Even a jury of non-martial artists would be hard pressed to find anything other than "guilty" when the defendant says: "He was walking toward me in what I perceived as a threatening manner, using harsh language, so I launched myself at him first". My common sense question as a juror might well be "Could you have gotten away in the first place, and why did you throw the first punch or launch yourself in order to "defend" yourself?
My teacher Stephen Hwa, Ph.D. tells me that Classical Tai Chi is a pure "defensive martial art". In the video you see him explaining and demonstrating the difference between "offensive" and "defensive" with the catalyst explained as "jumping off" or momentum force. So the question is if you launch yourself in any fashion toward the opponent to "defend" yourself, how is that a "defensive" tactic?
I have taught quite a number of students that do external or what are called hard style martial arts. Certainly, one can be attacked by hostile people, hostile animals, etc. But the question for me is at what cost do you defend yourself? I agree with Master Hwa that "...in a fight, anything goes..." But is your integrity, common sense, and training guiding you in "anything goes" defensively or offensively toward the attacker? From time to time, one of my students will remind me that that there are martial arts better, faster, stronger and quicker to learn that Tai Chi. So in that reasoning, could one learn to do several different martial arts, learning several times faster than Tai Chi and be several times better? Many indeed, very pretty, even flashy but are these several arts "offensive" or "defensive" because if they have a hint of offense, then don't they cross the line?
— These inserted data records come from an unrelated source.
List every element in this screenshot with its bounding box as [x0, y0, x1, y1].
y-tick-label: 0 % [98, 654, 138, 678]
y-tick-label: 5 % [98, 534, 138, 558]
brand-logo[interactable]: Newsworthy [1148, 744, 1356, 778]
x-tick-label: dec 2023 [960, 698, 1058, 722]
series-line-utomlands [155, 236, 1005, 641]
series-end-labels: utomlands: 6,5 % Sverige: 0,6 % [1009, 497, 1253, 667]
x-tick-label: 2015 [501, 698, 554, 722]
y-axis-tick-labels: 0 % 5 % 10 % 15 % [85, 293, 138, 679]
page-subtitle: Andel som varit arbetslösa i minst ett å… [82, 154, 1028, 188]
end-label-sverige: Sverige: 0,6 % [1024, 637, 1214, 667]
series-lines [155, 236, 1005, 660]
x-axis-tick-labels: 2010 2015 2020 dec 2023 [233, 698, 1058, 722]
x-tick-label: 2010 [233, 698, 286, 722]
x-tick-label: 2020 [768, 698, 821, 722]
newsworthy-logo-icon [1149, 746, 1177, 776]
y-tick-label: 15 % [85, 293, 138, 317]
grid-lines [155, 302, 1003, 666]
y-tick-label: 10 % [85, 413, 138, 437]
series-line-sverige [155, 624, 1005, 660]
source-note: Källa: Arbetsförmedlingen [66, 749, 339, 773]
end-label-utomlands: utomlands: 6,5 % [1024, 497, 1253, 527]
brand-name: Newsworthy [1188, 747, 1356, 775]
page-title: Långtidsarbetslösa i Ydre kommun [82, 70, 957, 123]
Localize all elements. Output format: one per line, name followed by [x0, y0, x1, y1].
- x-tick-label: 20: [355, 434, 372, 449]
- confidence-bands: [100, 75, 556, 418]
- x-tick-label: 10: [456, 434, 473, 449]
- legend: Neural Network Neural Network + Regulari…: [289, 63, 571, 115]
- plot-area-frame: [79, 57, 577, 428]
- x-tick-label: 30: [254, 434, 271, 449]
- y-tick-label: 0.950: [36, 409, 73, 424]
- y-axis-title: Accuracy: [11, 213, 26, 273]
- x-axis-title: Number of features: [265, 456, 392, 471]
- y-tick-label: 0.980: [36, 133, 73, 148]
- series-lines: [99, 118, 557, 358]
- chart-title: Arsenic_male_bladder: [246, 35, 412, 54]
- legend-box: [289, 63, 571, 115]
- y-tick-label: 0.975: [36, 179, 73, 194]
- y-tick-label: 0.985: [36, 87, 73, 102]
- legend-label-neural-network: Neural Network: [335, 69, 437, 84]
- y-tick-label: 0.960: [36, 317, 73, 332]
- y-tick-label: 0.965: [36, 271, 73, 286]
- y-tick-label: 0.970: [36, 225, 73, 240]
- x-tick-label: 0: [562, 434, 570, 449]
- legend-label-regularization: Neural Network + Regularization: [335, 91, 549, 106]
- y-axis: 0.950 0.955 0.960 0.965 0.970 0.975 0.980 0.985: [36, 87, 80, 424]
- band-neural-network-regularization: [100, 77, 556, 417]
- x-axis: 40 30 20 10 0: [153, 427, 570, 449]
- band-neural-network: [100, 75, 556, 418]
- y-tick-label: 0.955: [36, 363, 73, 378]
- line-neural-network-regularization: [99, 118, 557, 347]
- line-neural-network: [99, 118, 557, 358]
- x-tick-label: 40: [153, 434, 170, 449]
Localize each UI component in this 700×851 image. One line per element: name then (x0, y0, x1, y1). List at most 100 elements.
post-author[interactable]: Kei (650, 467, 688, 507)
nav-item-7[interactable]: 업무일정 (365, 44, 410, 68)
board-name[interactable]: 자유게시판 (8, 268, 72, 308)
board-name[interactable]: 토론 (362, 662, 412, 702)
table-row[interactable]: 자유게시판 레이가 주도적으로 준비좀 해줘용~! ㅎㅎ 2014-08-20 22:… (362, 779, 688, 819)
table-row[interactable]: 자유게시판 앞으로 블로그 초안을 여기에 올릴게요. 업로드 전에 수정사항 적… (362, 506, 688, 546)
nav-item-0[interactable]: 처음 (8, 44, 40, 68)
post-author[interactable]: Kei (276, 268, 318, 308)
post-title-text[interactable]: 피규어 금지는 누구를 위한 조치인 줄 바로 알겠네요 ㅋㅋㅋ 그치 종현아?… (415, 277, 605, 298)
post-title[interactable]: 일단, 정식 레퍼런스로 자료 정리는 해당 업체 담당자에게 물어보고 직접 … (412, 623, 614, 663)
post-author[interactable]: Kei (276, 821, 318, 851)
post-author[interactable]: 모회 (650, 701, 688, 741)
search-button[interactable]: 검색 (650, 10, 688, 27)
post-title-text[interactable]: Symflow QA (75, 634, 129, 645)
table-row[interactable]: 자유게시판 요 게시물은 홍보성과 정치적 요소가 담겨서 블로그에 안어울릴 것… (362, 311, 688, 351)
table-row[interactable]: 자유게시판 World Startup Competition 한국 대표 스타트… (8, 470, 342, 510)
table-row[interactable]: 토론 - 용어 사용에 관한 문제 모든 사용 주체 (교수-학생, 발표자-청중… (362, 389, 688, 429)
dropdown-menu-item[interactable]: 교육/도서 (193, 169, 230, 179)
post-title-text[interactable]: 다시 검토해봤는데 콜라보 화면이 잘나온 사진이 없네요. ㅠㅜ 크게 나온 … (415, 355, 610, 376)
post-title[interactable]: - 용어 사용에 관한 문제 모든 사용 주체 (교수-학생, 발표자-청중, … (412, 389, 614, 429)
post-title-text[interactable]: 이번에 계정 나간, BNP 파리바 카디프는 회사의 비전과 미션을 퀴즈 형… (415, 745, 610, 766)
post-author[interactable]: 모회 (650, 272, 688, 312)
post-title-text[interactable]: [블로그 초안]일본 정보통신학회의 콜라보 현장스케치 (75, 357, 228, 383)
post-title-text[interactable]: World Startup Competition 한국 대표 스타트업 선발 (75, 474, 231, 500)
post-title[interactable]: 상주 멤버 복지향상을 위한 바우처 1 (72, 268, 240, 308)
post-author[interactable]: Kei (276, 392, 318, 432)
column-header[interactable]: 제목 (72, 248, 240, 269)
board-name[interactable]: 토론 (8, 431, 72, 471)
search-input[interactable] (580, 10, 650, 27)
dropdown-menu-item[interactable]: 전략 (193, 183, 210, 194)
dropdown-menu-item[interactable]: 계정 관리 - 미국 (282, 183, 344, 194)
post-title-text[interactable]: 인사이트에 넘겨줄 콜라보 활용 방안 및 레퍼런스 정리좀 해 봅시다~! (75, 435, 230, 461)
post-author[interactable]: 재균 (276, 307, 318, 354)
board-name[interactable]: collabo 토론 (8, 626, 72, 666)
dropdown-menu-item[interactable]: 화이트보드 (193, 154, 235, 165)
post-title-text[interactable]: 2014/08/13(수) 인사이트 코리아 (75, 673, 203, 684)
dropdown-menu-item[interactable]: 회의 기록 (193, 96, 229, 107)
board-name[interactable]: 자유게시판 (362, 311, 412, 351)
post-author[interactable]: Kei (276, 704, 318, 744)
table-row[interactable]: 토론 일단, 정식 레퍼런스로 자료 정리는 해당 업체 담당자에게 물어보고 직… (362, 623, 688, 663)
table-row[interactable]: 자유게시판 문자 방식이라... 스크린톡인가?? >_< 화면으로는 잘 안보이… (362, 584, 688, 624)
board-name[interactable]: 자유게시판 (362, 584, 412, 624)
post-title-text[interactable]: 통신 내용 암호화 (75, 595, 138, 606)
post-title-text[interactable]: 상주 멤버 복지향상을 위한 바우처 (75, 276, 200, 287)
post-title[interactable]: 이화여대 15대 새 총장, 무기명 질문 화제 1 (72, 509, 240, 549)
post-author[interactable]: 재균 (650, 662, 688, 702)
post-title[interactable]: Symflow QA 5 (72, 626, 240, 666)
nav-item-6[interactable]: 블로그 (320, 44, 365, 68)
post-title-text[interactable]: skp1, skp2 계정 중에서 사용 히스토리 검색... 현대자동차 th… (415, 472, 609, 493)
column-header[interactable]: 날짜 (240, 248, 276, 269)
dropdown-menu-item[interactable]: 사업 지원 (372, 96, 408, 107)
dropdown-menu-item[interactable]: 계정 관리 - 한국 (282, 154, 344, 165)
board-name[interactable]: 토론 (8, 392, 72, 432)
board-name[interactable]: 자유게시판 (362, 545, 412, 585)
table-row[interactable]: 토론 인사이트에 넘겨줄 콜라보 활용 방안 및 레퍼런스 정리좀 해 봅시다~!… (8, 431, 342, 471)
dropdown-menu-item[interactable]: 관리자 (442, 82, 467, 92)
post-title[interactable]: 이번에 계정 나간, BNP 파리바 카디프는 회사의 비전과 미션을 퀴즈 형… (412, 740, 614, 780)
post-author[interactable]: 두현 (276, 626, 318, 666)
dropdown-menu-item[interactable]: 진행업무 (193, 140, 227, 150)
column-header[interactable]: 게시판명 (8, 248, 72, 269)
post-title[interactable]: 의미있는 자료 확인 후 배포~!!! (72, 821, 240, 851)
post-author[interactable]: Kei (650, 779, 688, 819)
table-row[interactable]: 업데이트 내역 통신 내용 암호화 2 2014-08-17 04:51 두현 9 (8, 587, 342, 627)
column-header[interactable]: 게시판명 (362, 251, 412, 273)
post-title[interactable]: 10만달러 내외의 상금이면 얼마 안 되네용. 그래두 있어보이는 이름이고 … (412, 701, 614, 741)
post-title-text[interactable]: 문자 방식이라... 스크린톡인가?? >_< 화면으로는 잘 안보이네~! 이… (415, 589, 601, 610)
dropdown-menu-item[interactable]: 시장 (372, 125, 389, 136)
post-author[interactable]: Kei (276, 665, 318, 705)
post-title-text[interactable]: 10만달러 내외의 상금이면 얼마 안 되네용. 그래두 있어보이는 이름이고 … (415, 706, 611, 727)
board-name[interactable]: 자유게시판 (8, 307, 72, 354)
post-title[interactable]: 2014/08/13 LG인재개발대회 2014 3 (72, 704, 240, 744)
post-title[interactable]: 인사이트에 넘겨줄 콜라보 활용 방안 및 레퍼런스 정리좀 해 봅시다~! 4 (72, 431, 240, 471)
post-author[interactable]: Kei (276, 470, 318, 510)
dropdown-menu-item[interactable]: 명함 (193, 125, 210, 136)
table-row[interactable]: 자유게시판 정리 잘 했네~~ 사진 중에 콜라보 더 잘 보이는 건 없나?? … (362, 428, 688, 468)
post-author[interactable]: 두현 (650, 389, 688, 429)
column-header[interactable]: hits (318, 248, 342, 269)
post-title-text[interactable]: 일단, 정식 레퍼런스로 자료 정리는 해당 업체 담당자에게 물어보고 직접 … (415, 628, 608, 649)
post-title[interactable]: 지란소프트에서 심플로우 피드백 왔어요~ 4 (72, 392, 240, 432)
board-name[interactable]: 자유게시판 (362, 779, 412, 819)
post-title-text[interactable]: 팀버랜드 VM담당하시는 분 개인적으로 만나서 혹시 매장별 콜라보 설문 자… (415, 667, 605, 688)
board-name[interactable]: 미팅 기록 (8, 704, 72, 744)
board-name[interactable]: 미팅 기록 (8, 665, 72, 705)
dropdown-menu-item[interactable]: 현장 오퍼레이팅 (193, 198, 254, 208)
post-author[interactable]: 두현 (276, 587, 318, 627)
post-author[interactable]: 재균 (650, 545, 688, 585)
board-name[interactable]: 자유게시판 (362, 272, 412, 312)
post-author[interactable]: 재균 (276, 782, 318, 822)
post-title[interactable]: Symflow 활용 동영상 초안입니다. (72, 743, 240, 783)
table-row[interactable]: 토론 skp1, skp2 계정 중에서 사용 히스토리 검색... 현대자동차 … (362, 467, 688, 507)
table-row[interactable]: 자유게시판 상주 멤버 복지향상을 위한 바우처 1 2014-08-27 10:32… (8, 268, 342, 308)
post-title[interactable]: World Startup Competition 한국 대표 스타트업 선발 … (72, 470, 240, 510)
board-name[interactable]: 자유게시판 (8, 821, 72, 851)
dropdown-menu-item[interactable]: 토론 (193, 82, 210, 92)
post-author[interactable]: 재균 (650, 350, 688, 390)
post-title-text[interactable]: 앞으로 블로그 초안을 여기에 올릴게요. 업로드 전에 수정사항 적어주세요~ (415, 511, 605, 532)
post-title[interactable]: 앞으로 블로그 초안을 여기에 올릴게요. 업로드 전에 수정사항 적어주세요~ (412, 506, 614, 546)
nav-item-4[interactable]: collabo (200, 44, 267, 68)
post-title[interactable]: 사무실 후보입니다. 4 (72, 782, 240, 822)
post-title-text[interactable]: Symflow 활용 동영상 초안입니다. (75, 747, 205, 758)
In the 1990's I was contacted by a martial artist named John C. John had seen me doing Wu's style sword form and asked for lessons. I told him I would teach him the sword if he learned the Wu's Square Form first. Note: This is not Classical Tai Chi's square form. John reminded me periodically that he had learned 7 different martial arts faster and appeared in an Inside Kung Fu article. He said that he learned those faster than he would ever learn Tai Chi and hence never did learn the sword.
John, however, did not use internal discipline where one part in the core moves and one part does not move in any of the 7 arts, by the "jumping off" definition his arts were "offensive". My student Barry who did Karate and taught defensive tactics as a parole officer did not use internal energy. Barry told me that he has learned several martial arts but that learning internal discipline has been the most challenging, by the "jumping off" definition his arts were "offensive" Another of my students Anh has done Wing Chun for a long time but says learning internal discipline is more challenging and sophisticated.
In conclusion Master Hwa makes a great point that there is a big difference in the use of force "offensively" as compared to "defensively". In another segment of the video he also states that Classical Tai Chi because of its dependence on a non-moving part of the body is a purely defensive art. If one is not moving that one part of the torso in other words, then how can you launch yourself toward the opponent while maintaining that non-moving part albeit in full momentum?